Simona: Se non dovessi essere richiamata dalla compagnia, mi inventerò
qualcosa. Non ci sono alternative!
Girodivite: Dove vivi adesso, sei in affitto? E quanto paghi?
Simona: Vivo a Milano e sono in affitto. Pago circa 400 euro al mese.
Girodivite: Buon viaggio!
Simona: Grazie…
DISOCCUPAZIONE ORDINARIA
E’ un’indennità che spetta ai lavoratori, assicurati contro la disoccupazione, che siano stati licenziati.
Spetta anche ai lavoratori che sono stati sospesi da aziende colpite da eventi temporanei non causati né dai lavoratori né dal datore di lavoro (mancanza di lavoro, di commesse o di ordini, crisi di mercato ecc.). Per ottenerla bisogna essere assicurati all’Inps da almeno due anni e avere almeno 52 contributi settimanali nel biennio precedente la data di cessazione del rapporto di lavoro.
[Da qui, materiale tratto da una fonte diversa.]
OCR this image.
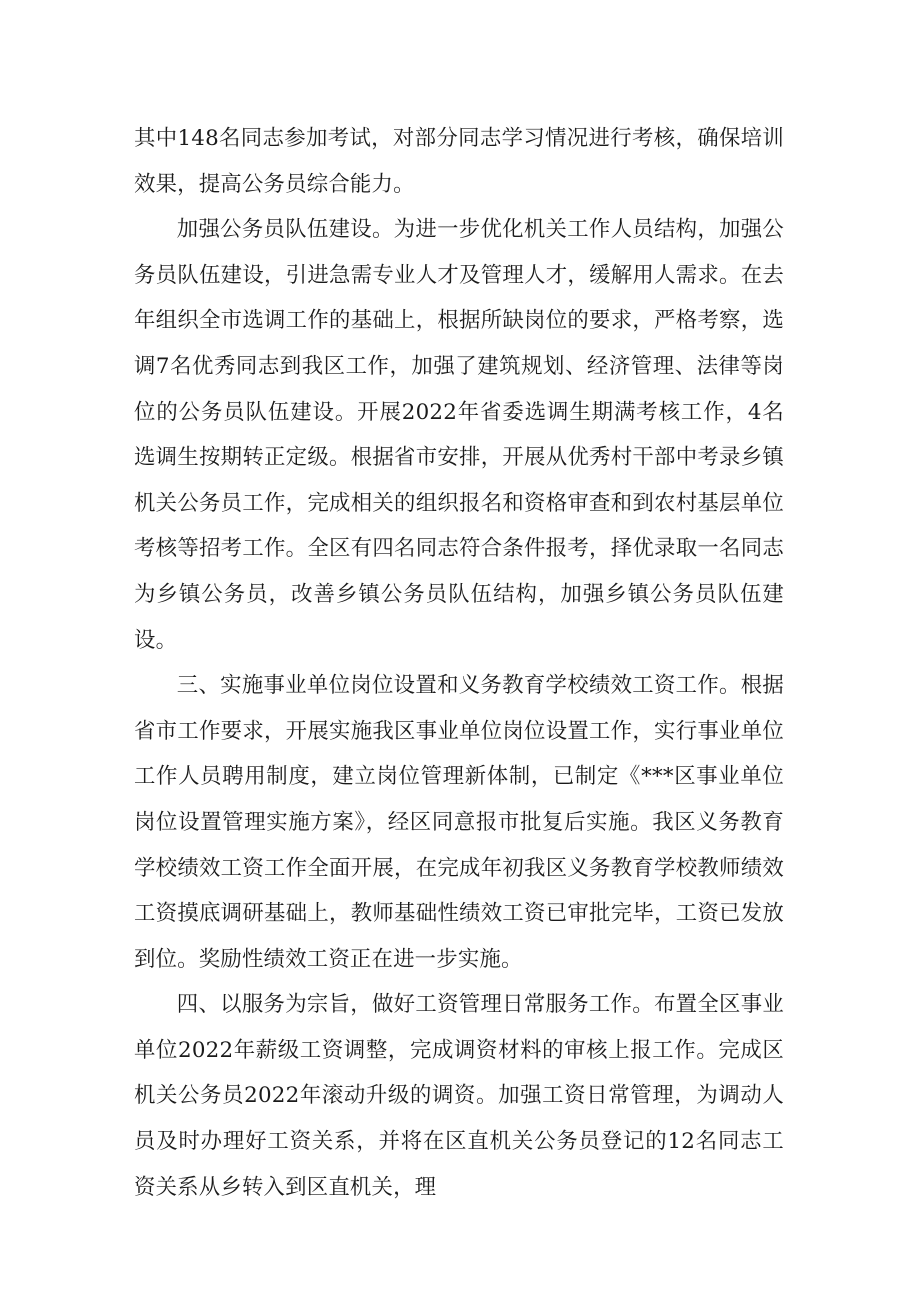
其中148名同志参加考试，对部分同志学习情况进行考核，确保培训效果，提高公务员综合能力。

加强公务员队伍建设。为进一步优化机关工作人员结构，加强公务员队伍建设，引进急需专业人才及管理人才，缓解用人需求。在去年组织全市选调工作的基础上，根据所缺岗位的要求，严格考察，选调7名优秀同志到我区工作，加强了建筑规划、经济管理、法律等岗位的公务员队伍建设。开展2022年省委选调生期满考核工作，4名选调生按期转正定级。根据省市安排，开展从优秀村干部中考录乡镇机关公务员工作，完成相关的组织报名和资格审查和到农村基层单位考核等招考工作。全区有四名同志符合条件报考，择优录取一名同志为乡镇公务员，改善乡镇公务员队伍结构，加强乡镇公务员队伍建设。

三、实施事业单位岗位设置和义务教育学校绩效工资工作。根据省市工作要求，开展实施我区事业单位岗位设置工作，实行事业单位工作人员聘用制度，建立岗位管理新体制，已制定《***区事业单位岗位设置管理实施方案》，经区同意报市批复后实施。我区义务教育学校绩效工资工作全面开展，在完成年初我区义务教育学校教师绩效工资摸底调研基础上，教师基础性绩效工资已审批完毕，工资已发放到位。奖励性绩效工资正在进一步实施。

四、以服务为宗旨，做好工资管理日常服务工作。布置全区事业单位2022年薪级工资调整，完成调资材料的审核上报工作。完成区机关公务员2022年滚动升级的调资。加强工资日常管理，为调动人员及时办理好工资关系，并将在区直机关公务员登记的12名同志工资关系从乡转入到区直机关，理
DISOCCUPAZIONE CON REQUISITI RIDOTTI
Spetta ai lavoratori che non hanno 52 contributi settimanali negli ultimi due anni, ma che:
nell’anno precedente hanno lavorato almeno 78 giornate, comprese le festività e le giornate di assenza indennizzate (malattia, maternità ecc.);
risultino assicurati da almeno due anni e hanno almeno un contributo settimanale prima del biennio precedente la domanda.
Spetta, di regola, per un numero di giornate pari a quelle effettivamente lavorate nell’anno precedente e per un massimo di 180 giornate.